这几年他也不知道在干什么,什么事情都麻痹不了自己,可能只有全神贯注学习的时候,才会有片刻宁静。
他也想过要痛痛快快的哭一场,朝谁闹一次,可自从那场大火之后,再也没有人能任他哭闹,对他说一句愿闻其详,自己没在悲伤中也无法挤出那么几滴泪水。
“可能……警校吧。”
薛幸朝烟灰缸抖了抖烟灰,又抽了一口,然后掐掉了。
“警校啊,真难想象,幸哥会去当警察,不过是幸哥的话,一定可以,绝对没问题!”阿毛也把烟掐了,薛幸如果没有拿出下一支,那么他就知道,薛幸要走了。
“走了。”
“有空再来吧幸哥,下次看看小毛,她最近老惦记你。”
“好。”
薛幸推开玻璃门,寒冷又向他袭来,刚刚松了的围巾他又重新裹好,手插口袋里,从巷子里拐出去。
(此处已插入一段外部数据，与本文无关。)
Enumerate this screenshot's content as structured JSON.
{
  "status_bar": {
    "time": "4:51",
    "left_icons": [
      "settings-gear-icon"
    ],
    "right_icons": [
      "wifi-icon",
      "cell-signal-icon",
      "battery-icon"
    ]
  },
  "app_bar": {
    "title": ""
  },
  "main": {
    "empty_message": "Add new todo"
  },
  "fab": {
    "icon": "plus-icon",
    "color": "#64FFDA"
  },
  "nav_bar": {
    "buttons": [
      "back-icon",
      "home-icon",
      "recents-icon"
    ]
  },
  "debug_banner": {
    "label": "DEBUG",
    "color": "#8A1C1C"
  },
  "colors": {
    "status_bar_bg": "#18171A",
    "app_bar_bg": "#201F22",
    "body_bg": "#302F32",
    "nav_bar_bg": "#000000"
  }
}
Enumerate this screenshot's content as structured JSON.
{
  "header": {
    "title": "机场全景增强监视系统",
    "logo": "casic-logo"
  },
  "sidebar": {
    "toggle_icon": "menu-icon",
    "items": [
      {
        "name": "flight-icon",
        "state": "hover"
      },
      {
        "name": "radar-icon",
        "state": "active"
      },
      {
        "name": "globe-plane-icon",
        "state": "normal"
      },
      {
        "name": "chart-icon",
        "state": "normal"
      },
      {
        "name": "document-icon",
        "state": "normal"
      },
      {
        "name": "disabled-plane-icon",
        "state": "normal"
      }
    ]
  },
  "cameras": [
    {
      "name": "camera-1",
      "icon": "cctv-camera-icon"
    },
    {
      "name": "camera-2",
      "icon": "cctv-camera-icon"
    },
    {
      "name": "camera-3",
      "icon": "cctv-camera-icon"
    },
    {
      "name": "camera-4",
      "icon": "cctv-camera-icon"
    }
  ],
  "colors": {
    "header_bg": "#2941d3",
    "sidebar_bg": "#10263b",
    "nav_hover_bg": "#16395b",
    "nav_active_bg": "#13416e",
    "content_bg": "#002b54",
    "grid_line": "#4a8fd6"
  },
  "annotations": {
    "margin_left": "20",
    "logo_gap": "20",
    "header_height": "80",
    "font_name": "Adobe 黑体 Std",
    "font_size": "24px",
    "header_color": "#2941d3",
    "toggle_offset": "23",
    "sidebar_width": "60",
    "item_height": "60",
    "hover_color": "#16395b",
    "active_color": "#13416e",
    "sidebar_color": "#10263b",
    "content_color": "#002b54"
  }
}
已经是傍晚了,太阳早早的落下去。薛幸终于发现自己肚子的抗议声。
他回到公寓,在楼下吃了碗云吞,先不说“坏习惯”,其实薛幸这个人不可思议的很讨邻居喜欢,头发短的干净又清爽,五官标准又清秀,左眼下面有颗泪痣,浓密的眉毛却把他的衬托的有点凶。
他其实是温柔的,只是从来没有人见过。